Anonymous, thanks for visiting and posting. I am aware of the tool money. Would you like to be the first one to give a rough breakdown of how the system works versus the Amway income?

Anonymous said...

Joe,

I believe that I have covered this on a couple occasions as an "Anonymous" poster but here again....

By the way, one of the things that gets glossed over, time after time on this site and others, is that, in many organizations the "System Income" is incorporated into the 6-4-2 at the open meetings. Although not specific, for various intangibles based on structure and balance. Amway has been trying to come up with a compensation plan that rivaled the systems bonus plans, in an futile effort to draw more loyalty to the corporation, rather than the teams that IBO's belong to.

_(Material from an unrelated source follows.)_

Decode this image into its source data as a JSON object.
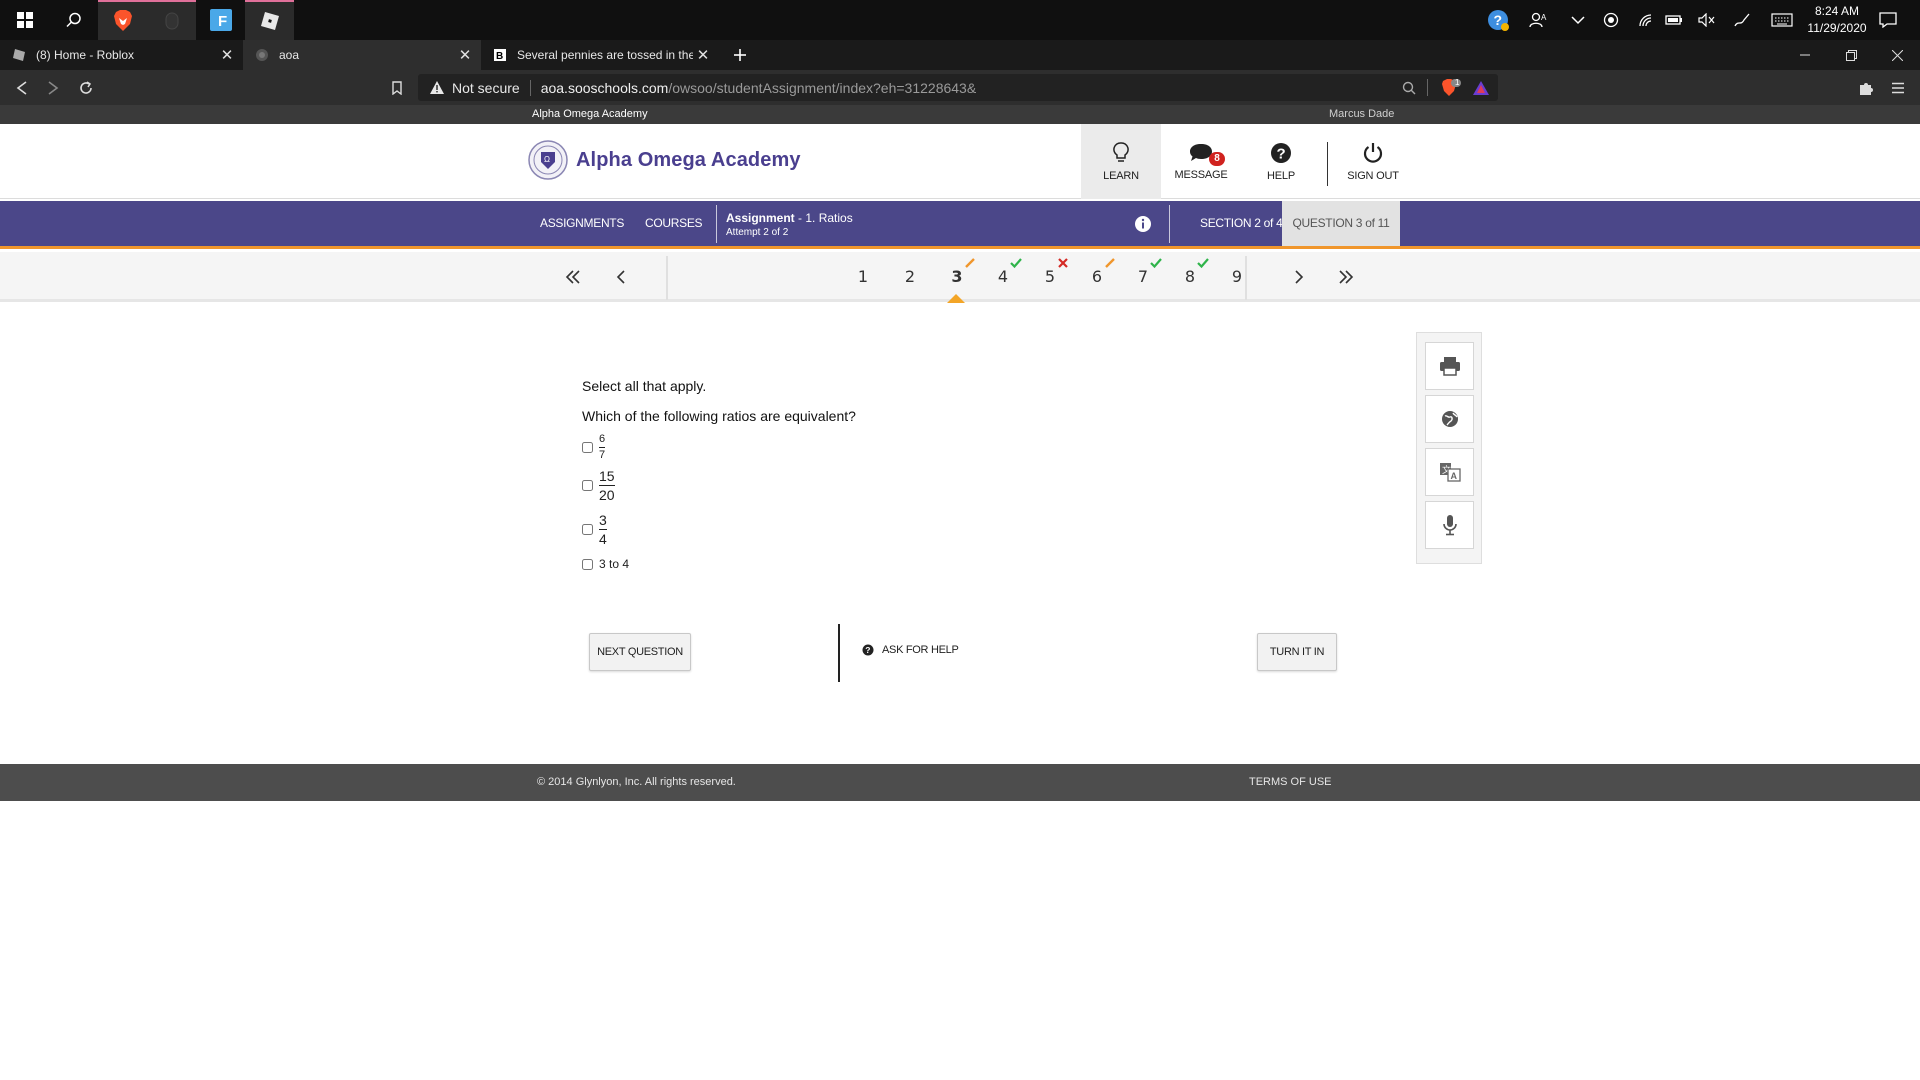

Think of Teams in terms of Unions and Amway as the corporation. The Growth Incentive Bonuses, 20K Q12 and 150K & 500K Founder Diamond and Emerald Bonuses are efforts in that direction.

In my organization, and I will also remind you that in an earlier posting, that triggered a girl named Gina to start demanding to see P&L statements and Balance Sheets, that I knew of the system income at the outset and was determined to be earn the right through performance, to participate in the revenue sharing plan.

Breaks and bonuses based on tool flow begin at the Platinum level and go up to greater percentages at Sapphire, Emerald, Emerald with 4 & 5 Platinum legs and then Diamond. Function attendance bonuses begin at Emerald.

It is very possible and in my case true, that an IBO with a properly balanced and structured business will make considerably more in the revenue sharing plan through the team than trough Amway's bonuses. However with the new Amway bonuses, that is not as much of a certainty.

This is not the "big secret" that I believe that most bloggers think they are exposing like Jack Bauer at CTU. It's pretty well known. When the Dateline program hit the airwaves several years ago, I lost 2 people from it. both of those people were perpetual "Founders 65 PV'ers". Most everyone else was reaction was "Oh, we already knew that, because it's in the plan every week"

As I have said before also, the other thing that is ignored in this long running debate, is that every Platinum, Emerald or Diamond, started at ZERO and received no special inside favors to earn their way up the ladder. Totally opposite from corporate America and current state of the economy today.

Look, Amway has it flaws, many of them and the systems have theirs as well, but what doesn't? If you want to really do something constructive, why not focus on those that abuse their privilege while in the system, like the Cincinnati Emerald that had about 10 affairs and ripped downline off with bad business deals and owes more than 100 k to a family that he got to go into kiosk deals and a bridal shop. These are the people that need to be exposed.